Und last but not least lassen sich Online-Meetings (natürlich nach
Absprache) unkompliziert aufzeichnen, sodass wir die Inhalte leicht für Menschen
nachvollziehbar machen können, die nicht dabei waren.
3. Konflikte online klären kann sogar einfacher
sein
Die überraschendste Erkenntnis für uns war aber die Erfahrung, die
eine Kollegin aus Ihrer Rolle als Mediatorin bei der Klärung von Konflikten berichtet
hat: Die körperliche Distanz hilft immens, Emotionen zu zügeln und Impulse zu
kontrollieren.
So war es bei der Mediation eines Konfliktes im Vorstand eines
Sozialunternehmens den Beteiligten durch eine Pause an der richtigen Stelle sehr
viel einfacher möglich, auf eine sachliche Ebene zurückzukehren als dies in
einer Live-Situation der Fall gewesen wäre. Bild und Ton wurden abgestellt und alle
Beteiligten hatten die Möglichkeit sich kurz im eigenen persönlichen Umfeld zu
beruhigen und innerlich neu aufzustellen. In einer analogen Pause hätte man
sich dennoch gesehen und damit „aufgeregt“, ohne ausreichend Abstand zu
gewinnen.
Die oben beschriebene Augenhöhe in Online-Zusammenkünften hat die Klärung
sicher auch stark unterstützt.
Persönlich hilfreich empfand unsere Kollegin, dass sie zwar die
Befindlichkeit der Teilnehmer an ihrer Mimik erkennen und darauf reagieren
konnte, die Emotionen aber viel weniger „ansteckend“ waren, als dies ohne diese
räumliche Distanz möglich gewesen wäre. Eine Telefonkonferenz dagegen hätte
deutlich mehr Raum für Interpretationen gelassen, was in einer solchen Konfliktsituation
eher hinderlich gewesen wäre.
Perspektive
Die Welt der Online-Zusammenarbeit wird sicher nicht mehr auf den
Zustand vor der Corona-Krise zurückkehren. Als Wissens- und Büroarbeiter werden
wir uns mit Sicherheit auf hybride Formen der Zusammenarbeit einstellen müssen:
teilweise im Homeoffice, teilweise im Büro: unterschiedlich von Person zu Person,
abhängig von den eigenen Rahmenbedingungen und sozialen Bedürfnissen.

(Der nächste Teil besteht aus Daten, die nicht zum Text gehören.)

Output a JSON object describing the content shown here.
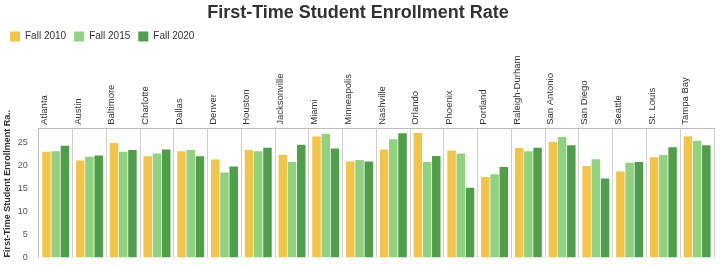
{
  "chart_data": {
    "type": "bar",
    "title": "First-Time Student Enrollment Rate",
    "y_label": "First-Time Student Enrollment Ra..",
    "categories": [
      "Atlanta",
      "Austin",
      "Baltimore",
      "Charlotte",
      "Dallas",
      "Denver",
      "Houston",
      "Jacksonville",
      "Miami",
      "Minneapolis",
      "Nashville",
      "Orlando",
      "Phoenix",
      "Portland",
      "Raleigh-Durham",
      "San Antonio",
      "San Diego",
      "Seattle",
      "St. Louis",
      "Tampa Bay"
    ],
    "series": [
      {
        "name": "Fall 2010",
        "color": "#f2c447",
        "values": [
          23.0,
          21.1,
          24.9,
          22.0,
          23.1,
          21.3,
          23.4,
          22.3,
          26.3,
          20.9,
          23.5,
          27.1,
          23.3,
          17.5,
          23.8,
          25.1,
          19.9,
          18.7,
          21.8,
          26.4
        ]
      },
      {
        "name": "Fall 2015",
        "color": "#8fd27f",
        "values": [
          23.1,
          21.9,
          23.0,
          22.6,
          23.4,
          18.5,
          23.1,
          20.8,
          26.9,
          21.2,
          25.7,
          20.8,
          22.6,
          18.1,
          23.1,
          26.2,
          21.4,
          20.6,
          22.3,
          25.4
        ]
      },
      {
        "name": "Fall 2020",
        "color": "#4f9e4a",
        "values": [
          24.3,
          22.2,
          23.4,
          23.5,
          22.0,
          19.8,
          23.9,
          24.5,
          23.7,
          20.9,
          27.0,
          22.1,
          15.2,
          19.7,
          23.9,
          24.4,
          17.2,
          20.8,
          24.0,
          24.4
        ]
      }
    ],
    "ylim": [
      0,
      28
    ],
    "yticks": [
      0,
      5,
      10,
      15,
      20,
      25
    ],
    "legend": "top-left"
  }
}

Jetzt liegt es an uns, diesen Zustand zu umarmen und ihn zur
Gestaltung einer positiven Zukunft zu nutzen. Dazu werden wir unsere Methoden der
Moderation auch im virtuellen Raum weiter entwickeln und Prozesse der Online-Zusammenarbeit
von Monat zu Monat professionalisieren.
Unserer Erfahrung nach, sind wir als Gesellschaft gerade dabei zu
entdecken, welche neuen Chancen und besonderen Mehrwert uns virtuelle Meetings
liefern können. Sie bieten eine Menge Raum für die aktive und bewusste
Gestaltung der Remote-Zusammenarbeit, sodass sie in sehr kurzer Zeit eine
wertvolle Ergänzung von Live-Veranstaltungen und Workshops werden können, die
weit über eine einfache Videokonferenz hinausgehen.